Una vez el procesador quede al descubierto, limpia bien la superficie metálica superior (IHS) aplicando alcohol isopropílico y un paño suave hasta que no queden restos de pasta ni manchas. Evita tocar esa superficie con los dedos después de limpiarla para no engrasarla.
El siguiente paso es preparar el backplate y los soportes del socket. En Intel LGA1700/1200/115x normalmente se utiliza un backplate específico incluido en el kit AIO, que se coloca por detrás de la placa base y se fija con espaciadores y tornillos desde el frontal.
En plataformas AMD AM4/AM5, en cambio, suele reutilizarse el backplate metálico original de la placa. Lo habitual es quitar solo los brackets plásticos superiores, atornillar los espaciadores del AIO al backplate original y dejar lista la zona para el bloque.
Si tu caja tiene ventana tras la bandeja de la placa, se puede montar el backplate sin sacar la placa base. En caso contrario, tendrás que retirar la placa del chasis, que puede parecer un incordio pero facilita mucho el trabajo y reduce el riesgo de apretar mal.
Preparar el radiador y los ventiladores
Antes de fijar el radiador en la caja, conviene montar los ventiladores en él y decidir el sentido del flujo de aire. Los ventiladores llevan normalmente dos marcas en el marco: una flecha indica el giro de las aspas y otra indica hacia dónde sopla el aire.
Cuando el radiador se coloca en el frontal, lo más común es que trabaje como entrada de aire (intake): el aire fresco entra desde fuera de la caja, pasa por el radiador y mejora las temperaturas de la CPU a costa de subir algún grado la temperatura interna general.
Si va en el techo, lo lógico es que funcione como salida de aire (exhaust), sacando hacia afuera el calor acumulado en el radiador y ayudando al flujo general de la caja. La CPU puede calentarse 1-3 ºC más que con radiador frontal, pero la temperatura del resto de componentes suele ser mejor.
En la mayoría de montajes se usa configuración push: los ventiladores empujan el aire a través del radiador. Puedes montar también setups push-pull (ventiladores a ambos lados) si el kit y la caja lo permiten, aunque normalmente eso incrementa el ruido y no siempre compensa.
A la hora de atornillar los ventiladores al radiador, utiliza los tornillos largos suministrados y ve apretando en cruz, sin forzar. Se trata de fijarlos con firmeza pero sin pasar rosca ni deformar el marco del ventilador o las aletas del radiador.

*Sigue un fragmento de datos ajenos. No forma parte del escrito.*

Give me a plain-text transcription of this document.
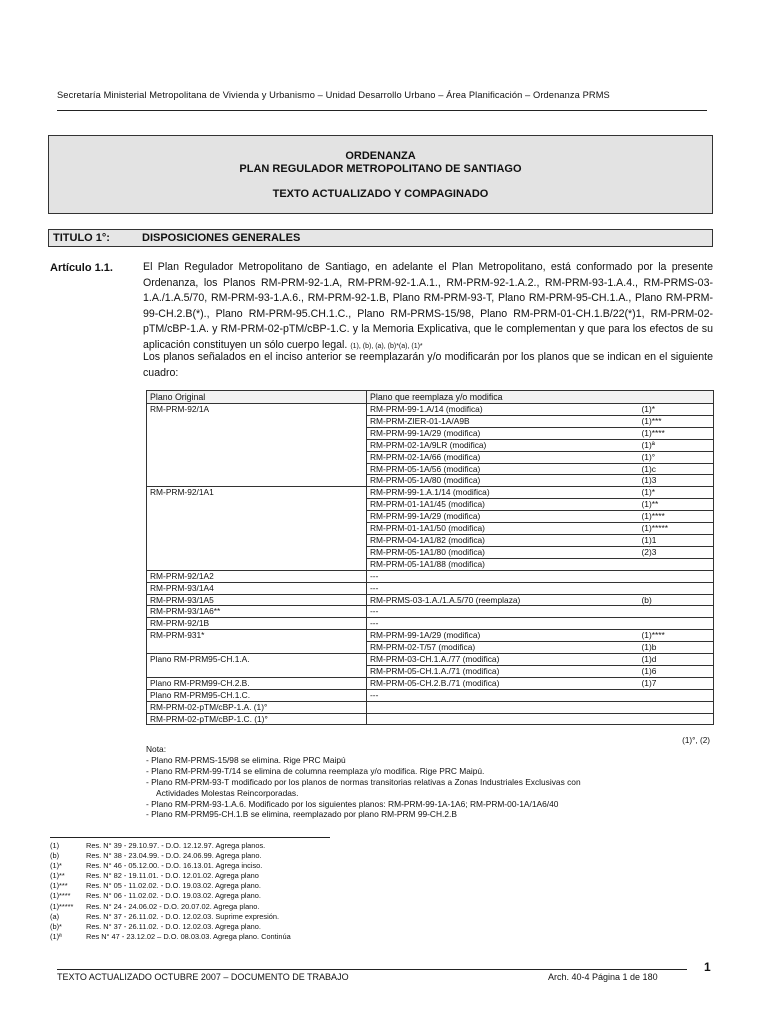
Secretaría Ministerial Metropolitana de Vivienda y Urbanismo – Unidad Desarrollo Urbano – Área Planificación – Ordenanza PRMS
ORDENANZA
PLAN REGULADOR METROPOLITANO DE SANTIAGO
TEXTO ACTUALIZADO Y COMPAGINADO
TITULO 1°:	DISPOSICIONES GENERALES
Artículo 1.1.	El Plan Regulador Metropolitano de Santiago, en adelante el Plan Metropolitano, está conformado por la presente Ordenanza, los Planos RM-PRM-92-1.A, RM-PRM-92-1.A.1., RM-PRM-92-1.A.2., RM-PRM-93-1.A.4., RM-PRMS-03-1.A./1.A.5/70, RM-PRM-93-1.A.6., RM-PRM-92-1.B, Plano RM-PRM-93-T, Plano RM-PRM-95-CH.1.A., Plano RM-PRM-99-CH.2.B(*)., Plano RM-PRM-95.CH.1.C., Plano RM-PRMS-15/98, Plano RM-PRM-01-CH.1.B/22(*)1, RM-PRM-02-pTM/cBP-1.A. y RM-PRM-02-pTM/cBP-1.C. y la Memoria Explicativa, que le complementan y que para los efectos de su aplicación constituyen un sólo cuerpo legal. (1), (b), (a), (b)*(a), (1)*
Los planos señalados en el inciso anterior se reemplazarán y/o modificarán por los planos que se indican en el siguiente cuadro:
Plano Original	Plano que reemplaza y/o modifica	
RM-PRM-92/1A	RM-PRM-99-1.A/14 (modifica)	(1)*
	RM-PRM-ZIER-01-1A/A9B	(1)***
	RM-PRM-99-1A/29 (modifica)	(1)****
	RM-PRM-02-1A/9LR (modifica)	(1)ª
	RM-PRM-02-1A/66 (modifica)	(1)°
	RM-PRM-05-1A/56 (modifica)	(1)c
	RM-PRM-05-1A/80 (modifica)	(1)3
RM-PRM-92/1A1	RM-PRM-99-1.A.1/14 (modifica)	(1)*
	RM-PRM-01-1A1/45 (modifica)	(1)**
	RM-PRM-99-1A/29 (modifica)	(1)****
	RM-PRM-01-1A1/50 (modifica)	(1)*****
	RM-PRM-04-1A1/82 (modifica)	(1)1
	RM-PRM-05-1A1/80 (modifica)	(2)3
	RM-PRM-05-1A1/88 (modifica)	
RM-PRM-92/1A2	---	
RM-PRM-93/1A4	---	
RM-PRM-93/1A5	RM-PRMS-03-1.A./1.A.5/70 (reemplaza)	(b)
RM-PRM-93/1A6**	---	
RM-PRM-92/1B	---	
RM-PRM-931*	RM-PRM-99-1A/29 (modifica)	(1)****
	RM-PRM-02-T/57 (modifica)	(1)b
Plano RM-PRM95-CH.1.A.	RM-PRM-03-CH.1.A./77 (modifica)	(1)d
	RM-PRM-05-CH.1.A./71 (modifica)	(1)6
Plano RM-PRM99-CH.2.B.	RM-PRM-05-CH.2.B./71 (modifica)	(1)7
Plano RM-PRM95-CH.1.C.	---	
RM-PRM-02-pTM/cBP-1.A. (1)°		
RM-PRM-02-pTM/cBP-1.C. (1)°		
(1)°, (2)
Nota:
- Plano RM-PRMS-15/98 se elimina. Rige PRC Maipú
- Plano RM-PRM-99-T/14 se elimina de columna reemplaza y/o modifica. Rige PRC Maipú.
- Plano RM-PRM-93-T modificado por los planos de normas transitorias relativas a Zonas Industriales Exclusivas con
Actividades Molestas Reincorporadas.
- Plano RM-PRM-93-1.A.6. Modificado por los siguientes planos: RM-PRM-99-1A-1A6; RM-PRM-00-1A/1A6/40
- Plano RM-PRM95-CH.1.B se elimina, reemplazado por plano RM-PRM 99-CH.2.B
(1)	Res. N° 39 - 29.10.97. - D.O. 12.12.97. Agrega planos.
(b)	Res. N° 38 - 23.04.99. - D.O. 24.06.99. Agrega plano.
(1)*	Res. N° 46 - 05.12.00. - D.O. 16.13.01. Agrega inciso.
(1)**	Res. N° 82 - 19.11.01. - D.O. 12.01.02. Agrega plano
(1)***	Res. N° 05 - 11.02.02. - D.O. 19.03.02. Agrega plano.
(1)****	Res. N° 06 - 11.02.02. - D.O. 19.03.02. Agrega plano.
(1)*****	Res. N° 24 - 24.06.02 - D.O. 20.07.02. Agrega plano.
(a)	Res. N° 37 - 26.11.02. - D.O. 12.02.03. Suprime expresión.
(b)*	Res. N° 37 - 26.11.02. - D.O. 12.02.03. Agrega plano.
(1)ª	Res N° 47 - 23.12.02 – D.O. 08.03.03. Agrega plano. Continúa
TEXTO ACTUALIZADO OCTUBRE 2007 – DOCUMENTO DE TRABAJO	Arch. 40-4 Página 1 de 180
1
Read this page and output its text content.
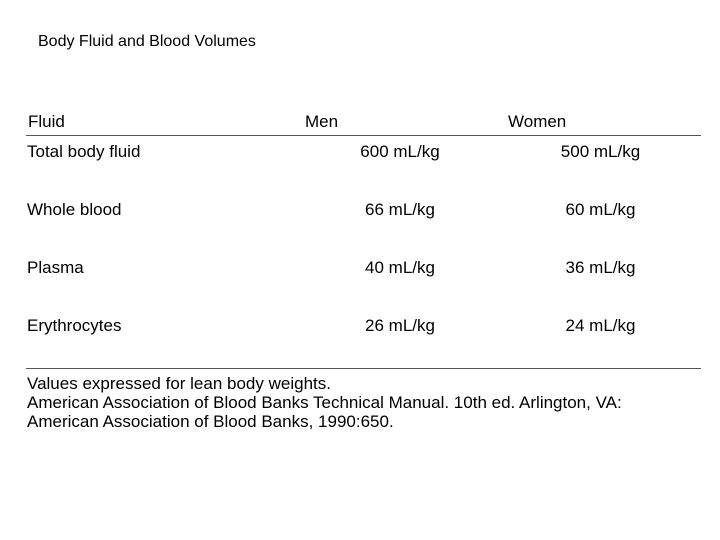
Body Fluid and Blood Volumes
Fluid	Men	Women
Total body fluid	600 mL/kg	500 mL/kg
Whole blood	66 mL/kg	60 mL/kg
Plasma	40 mL/kg	36 mL/kg
Erythrocytes	26 mL/kg	24 mL/kg
Values expressed for lean body weights.
American Association of Blood Banks Technical Manual. 10th ed. Arlington, VA:
American Association of Blood Banks, 1990:650.
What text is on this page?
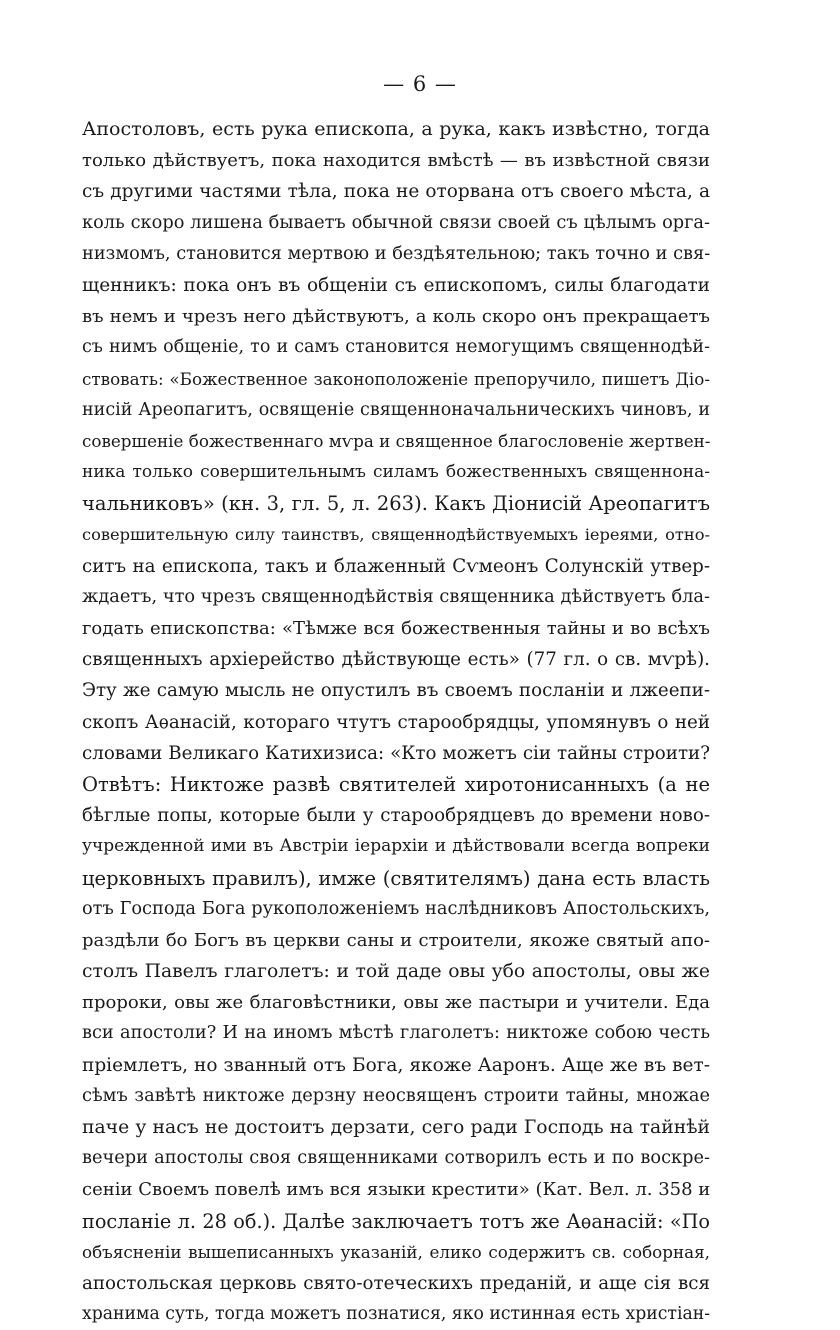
— 6 —
Апостоловъ, есть рука епископа, а рука, какъ извѣстно, тогда
только дѣйствуетъ, пока находится вмѣстѣ — въ извѣстной связи
съ другими частями тѣла, пока не оторвана отъ своего мѣста, а
коль скоро лишена бываетъ обычной связи своей съ цѣлымъ орга-
низмомъ, становится мертвою и бездѣятельною; такъ точно и свя-
щенникъ: пока онъ въ общеніи съ епископомъ, силы благодати
въ немъ и чрезъ него дѣйствуютъ, а коль скоро онъ прекращаетъ
съ нимъ общеніе, то и самъ становится немогущимъ священнодѣй-
ствовать: «Божественное законоположеніе препоручило, пишетъ Діо-
нисій Ареопагитъ, освященіе священноначальническихъ чиновъ, и
совершеніе божественнаго мѵра и священное благословеніе жертвен-
ника только совершительнымъ силамъ божественныхъ священнона-
чальниковъ» (кн. 3, гл. 5, л. 263). Какъ Діонисій Ареопагитъ
совершительную силу таинствъ, священнодѣйствуемыхъ іереями, отно-
ситъ на епископа, такъ и блаженный Сѵмеонъ Солунскій утвер-
ждаетъ, что чрезъ священнодѣйствія священника дѣйствуетъ бла-
годать епископства: «Тѣмже вся божественныя тайны и во всѣхъ
священныхъ архіерейство дѣйствующе есть» (77 гл. о св. мѵрѣ).
Эту же самую мысль не опустилъ въ своемъ посланіи и лжеепи-
скопъ Аѳанасій, котораго чтутъ старообрядцы, упомянувъ о ней
словами Великаго Катихизиса: «Кто можетъ сіи тайны строити?
Отвѣтъ: Никтоже развѣ святителей хиротонисанныхъ (а не
бѣглые попы, которые были у старообрядцевъ до времени ново-
учрежденной ими въ Австріи іерархіи и дѣйствовали всегда вопреки
церковныхъ правилъ), имже (святителямъ) дана есть власть
отъ Господа Бога рукоположеніемъ наслѣдниковъ Апостольскихъ,
раздѣли бо Богъ въ церкви саны и строители, якоже святый апо-
столъ Павелъ глаголетъ: и той даде овы убо апостолы, овы же
пророки, овы же благовѣстники, овы же пастыри и учители. Еда
вси апостоли? И на иномъ мѣстѣ глаголетъ: никтоже собою честь
пріемлетъ, но званный отъ Бога, якоже Ааронъ. Аще же въ вет-
сѣмъ завѣтѣ никтоже дерзну неосвященъ строити тайны, множае
паче у насъ не достоитъ дерзати, сего ради Господь на тайнѣй
вечери апостолы своя священниками сотворилъ есть и по воскре-
сеніи Своемъ повелѣ имъ вся языки крестити» (Кат. Вел. л. 358 и
посланіе л. 28 об.). Далѣе заключаетъ тотъ же Аѳанасій: «По
объясненіи вышеписанныхъ указаній, елико содержитъ св. соборная,
апостольская церковь свято-отеческихъ преданій, и аще сія вся
хранима суть, тогда можетъ познатися, яко истинная есть христіан-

Montaje del radiador en la caja del PC
Con los ventiladores ya sujetos, presenta el radiador sobre la zona elegida de la caja alineando los agujeros del radiador con los orificios de montaje del chasis. Es fácil equivocarse con uno de los tornillos, así que tómate un momento para revisar alineación y orientación de los tubos.
Empieza colocando todos los tornillos de fijación, pero sin apretarlos a tope. Una vez que cada punto tiene su tornillo ligeramente introducido, aprieta de nuevo en cruz para que el radiador quede bien asentado y no trabado en una esquina.
Si la caja incluye filtros magnéticos en la parte superior o frontal, puede que tengas que retirar el filtro para acceder cómodamente a los agujeros de montaje y luego volver a colocarlo sobre el marco metálico.
Comprueba que los cables de los ventiladores salen hacia el lado de la placa base; esto facilitará la gestión de cables, te permitirá ocultarlos mejor y, sobre todo, hará que lleguen sin problemas a los conectores o al hub que utilices.
Antes de seguir con el bloque, mueve suavemente los tubos para verificar que no quedan doblados de forma extrema y que tienen un recorrido suave desde la bomba al radiador, sin quedar estirados a tope ni tocar el panel lateral de la caja.
Pasta térmica y montaje del bloque de la CPU
Llega el momento de colocar el corazón del sistema: el bloque que combina bomba y superficie de contacto con la CPU. Aquí conviene ir con calma, porque una mala aplicación de pasta o un apriete desigual pueden tirar por tierra el rendimiento del kit.
En primer lugar, retira el protector plástico transparente que viene pegado en la base del bloque. Parece una tontería, pero más de uno se lo ha dejado puesto por despiste y ha visto cómo las temperaturas se disparaban de inmediato.
Si el AIO trae pasta térmica preaplicada, no hace falta que añadas nada más. En el caso de que venga sin pasta o quieras usar una de tu elección, aplica una cantidad similar a un guisante de 4-5 mm en el centro del IHS en CPUs Intel, o una pequeña línea de unos 8-10 mm en los Ryzen más grandes para cubrir mejor la superficie.
Coloca el bloque sobre la CPU alineando los orificios o pestañas del sistema de anclaje con los espaciadores o pines que preparaste antes, y sujétalo con la mano con una presión ligera pero estable mientras empiezas a poner los tornillos.
Apretar los tornillos tiene su truco: hazlo siempre en patrón en cruz (esquina superior izquierda, esquina inferior derecha, esquina superior derecha, esquina inferior izquierda, por ejemplo), dando medias vueltas alternas hasta que notes tope suave. No aprietes uno del todo y dejes los demás flojos, porque podrías crear una presión desigual sobre la CPU.
En modelos con pantalla LCD magnética (como los ROG RYUJIN II), suele ser necesario retirar primero la carcasa de la pantalla, fijar la bomba con los tornillos y, una vez bien sujeta, volver a colocar la carcasa magnética en su sitio con el logo orientado como prefieras.
Conexiones eléctricas: bomba, ventiladores e iluminación
Con todo el hardware fijado, llega la parte menos física pero igual de importante: conectar bien cada cable. Cada kit puede variar un poco, pero en esencia siempre tendrás al menos un cable para la bomba y uno por ventilador, más los cables de ARGB si el sistema lleva iluminación.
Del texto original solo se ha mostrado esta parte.